Through her deep engagement with Dickinson's poems-by turn prayers, partners, revelations, songs-LeMay has written a book that is, in Dickinson's words, 'the Heart's portrait - every Page a Pulse,' every page a kind of faith. -Sarah Sentilles, author of Breaking Up with God: A Love Story
Part spiritual autobiography, part homage to Dickinson's inexhaustible poetic genius, and part exuberant close readings of the astonishing poems in which she wrestles with questions of faith and belief, I Told My Soul to Sing is a valuable study of the poet's heterodox imagination. LeMay does not shackle Dickinson to a procrustean bed of doctrine and piety, dilute the poet's astringent ironies, or flatten the provocative ambiguities. She has a gift for choosing unfamiliar poems from the canon and for judiciously quoting and interpreting them. A smart, seriously playful, winning, and readable commentary on a quintessentially elusive, thorny, and linguistically daring American poet. -Herbert Leibowitz, editor, Parnassus: Poetry in Review
A hybrid of devotional writing, spiritual memoir, and literary analysis-and the kind of book we wish we saw more often. It is a daring endeavor: as Tweetspeak Poetry said, 'an interesting combination of genres and approaches that could have easily gone awry.' But LeMay deftly combines literary analysis with her faith experiences in a way that enriches the well-loved poems of Emily Dickinson, while simultaneously widening the genre of spiritual autobiography. Widen your understanding of the highly personal ways in which art and faith intersect. -Image Journal
In 1860, when she was just thirty, Emily Dickinson wrote a poem meditating on Jacob's nightlong wrestling with an unseen stranger in Genesis 32. I will not let thee go / Except thou bless me, she quotes Jacob as saying, then pivots on his realization, moments later as the sun rises, that the stranger who had stooped to struggle with him was God himself: And the bewildered Gymnast / Found he had worsted God! (Poem 145). The poem explodes in wonder that God would permit himself to be known in this way. As Kristin LeMay argues in this striking series of meditations on twenty-five Dickinson poems, this is exactly the realization arrived at by the over eighteen hundred poems and one thousand letters Dickenson wrote, visible if you read them slowly and carefully enough, allowing them to goad and challenge you, rattle you in their inconsistencies, and comfort you in spelling out what you had never seen articulated before. As LeMay puts it, Dickinson was a poet who called herself a pagan, foreswore prayer, never gave a confession of faith, and left the church (p. 164), and yet, for all of her resistance, was finally a poet who could describe herself in a late fragment as grasped by God (p. 234). She seems to have spent a lifetime wondering at a God who would come near, take on her wild blows, and continue to hold on, whispering out of love's weakness, Then have I / Nothing to show / But Calvary- (Poem 652).

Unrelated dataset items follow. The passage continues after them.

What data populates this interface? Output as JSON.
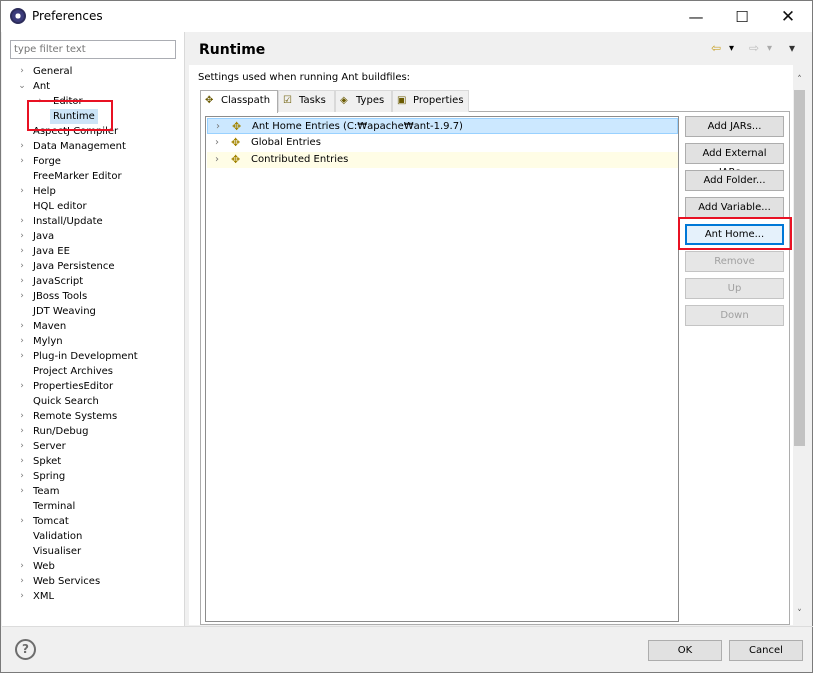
{
  "window": {
    "title": "Preferences",
    "minimize_glyph": "—",
    "maximize_glyph": "☐",
    "close_glyph": "✕"
  },
  "sidebar": {
    "filter_placeholder": "type filter text",
    "items": [
      {
        "label": "General",
        "expander": "›"
      },
      {
        "label": "Ant",
        "expander": "⌄"
      },
      {
        "label": "Editor",
        "expander": "›"
      },
      {
        "label": "Runtime",
        "expander": ""
      },
      {
        "label": "AspectJ Compiler",
        "expander": ""
      },
      {
        "label": "Data Management",
        "expander": "›"
      },
      {
        "label": "Forge",
        "expander": "›"
      },
      {
        "label": "FreeMarker Editor",
        "expander": ""
      },
      {
        "label": "Help",
        "expander": "›"
      },
      {
        "label": "HQL editor",
        "expander": ""
      },
      {
        "label": "Install/Update",
        "expander": "›"
      },
      {
        "label": "Java",
        "expander": "›"
      },
      {
        "label": "Java EE",
        "expander": "›"
      },
      {
        "label": "Java Persistence",
        "expander": "›"
      },
      {
        "label": "JavaScript",
        "expander": "›"
      },
      {
        "label": "JBoss Tools",
        "expander": "›"
      },
      {
        "label": "JDT Weaving",
        "expander": ""
      },
      {
        "label": "Maven",
        "expander": "›"
      },
      {
        "label": "Mylyn",
        "expander": "›"
      },
      {
        "label": "Plug-in Development",
        "expander": "›"
      },
      {
        "label": "Project Archives",
        "expander": ""
      },
      {
        "label": "PropertiesEditor",
        "expander": "›"
      },
      {
        "label": "Quick Search",
        "expander": ""
      },
      {
        "label": "Remote Systems",
        "expander": "›"
      },
      {
        "label": "Run/Debug",
        "expander": "›"
      },
      {
        "label": "Server",
        "expander": "›"
      },
      {
        "label": "Spket",
        "expander": "›"
      },
      {
        "label": "Spring",
        "expander": "›"
      },
      {
        "label": "Team",
        "expander": "›"
      },
      {
        "label": "Terminal",
        "expander": ""
      },
      {
        "label": "Tomcat",
        "expander": "›"
      },
      {
        "label": "Validation",
        "expander": ""
      },
      {
        "label": "Visualiser",
        "expander": ""
      },
      {
        "label": "Web",
        "expander": "›"
      },
      {
        "label": "Web Services",
        "expander": "›"
      },
      {
        "label": "XML",
        "expander": "›"
      }
    ]
  },
  "main": {
    "title": "Runtime",
    "nav": {
      "back_glyph": "⇦",
      "back_menu_glyph": "▾",
      "forward_glyph": "⇨",
      "forward_menu_glyph": "▾",
      "view_menu_glyph": "▾"
    },
    "description": "Settings used when running Ant buildfiles:",
    "tabs": [
      {
        "label": "Classpath",
        "icon": "classpath-icon",
        "glyph": "✥"
      },
      {
        "label": "Tasks",
        "icon": "tasks-icon",
        "glyph": "☑"
      },
      {
        "label": "Types",
        "icon": "types-icon",
        "glyph": "◈"
      },
      {
        "label": "Properties",
        "icon": "properties-icon",
        "glyph": "▣"
      }
    ],
    "entries": [
      {
        "label": "Ant Home Entries (C:₩apache₩ant-1.9.7)",
        "chevron": "›",
        "icon_glyph": "✥"
      },
      {
        "label": "Global Entries",
        "chevron": "›",
        "icon_glyph": "✥"
      },
      {
        "label": "Contributed Entries",
        "chevron": "›",
        "icon_glyph": "✥"
      }
    ],
    "buttons": [
      {
        "label": "Add JARs...",
        "enabled": true
      },
      {
        "label": "Add External JARs...",
        "enabled": true
      },
      {
        "label": "Add Folder...",
        "enabled": true
      },
      {
        "label": "Add Variable...",
        "enabled": true
      },
      {
        "label": "Ant Home...",
        "enabled": true
      },
      {
        "label": "Remove",
        "enabled": false
      },
      {
        "label": "Up",
        "enabled": false
      },
      {
        "label": "Down",
        "enabled": false
      }
    ],
    "scroll_up_glyph": "˄",
    "scroll_down_glyph": "˅"
  },
  "footer": {
    "help_glyph": "?",
    "ok_label": "OK",
    "cancel_label": "Cancel"
  },
  "colors": {
    "selection": "#cce4f7",
    "highlight_box": "#e81123",
    "focus_border": "#0078d7"
  }
}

I think LeMay is correct in this view of Dickinson, but that is not the real strength of this work, for, as she notes, you can find a version of this position in such scholars as Roger Lundin, James McIntosh, and Alfred Habegger. What is remarkable about the book is the personal struggle it enacts. Much like Dickenson herself, LeMay begins the book with Jacob's opening confidence-I won't let her go until she blesses me (p. 11)-but ends with Jacob's chastened awareness that the real wonder is that the poet had been the one holding on all along. Twice, in her last year 1886, Dickinson turned Jacob's words and wrote to dear friends, I will not let thee go, except I bless thee (p. 254). LeMay concludes with this thought-that the true wonder is that poetry, and through poetry, God himself stoops or condescends to be wrestled with, intending all along to bless in coming near. I read this book, then, as a spiritual memoir, accomplishing deeply inward work through what would seem the very ordinary tasks of literary criticism-working out linguistic puzzles, charting poetic breakthroughs, tracking down biographical details, holding on to these twenty-five poems over the course of a decade and allowing them to challenge and deepen my spiritual life, my beliefs and doubts.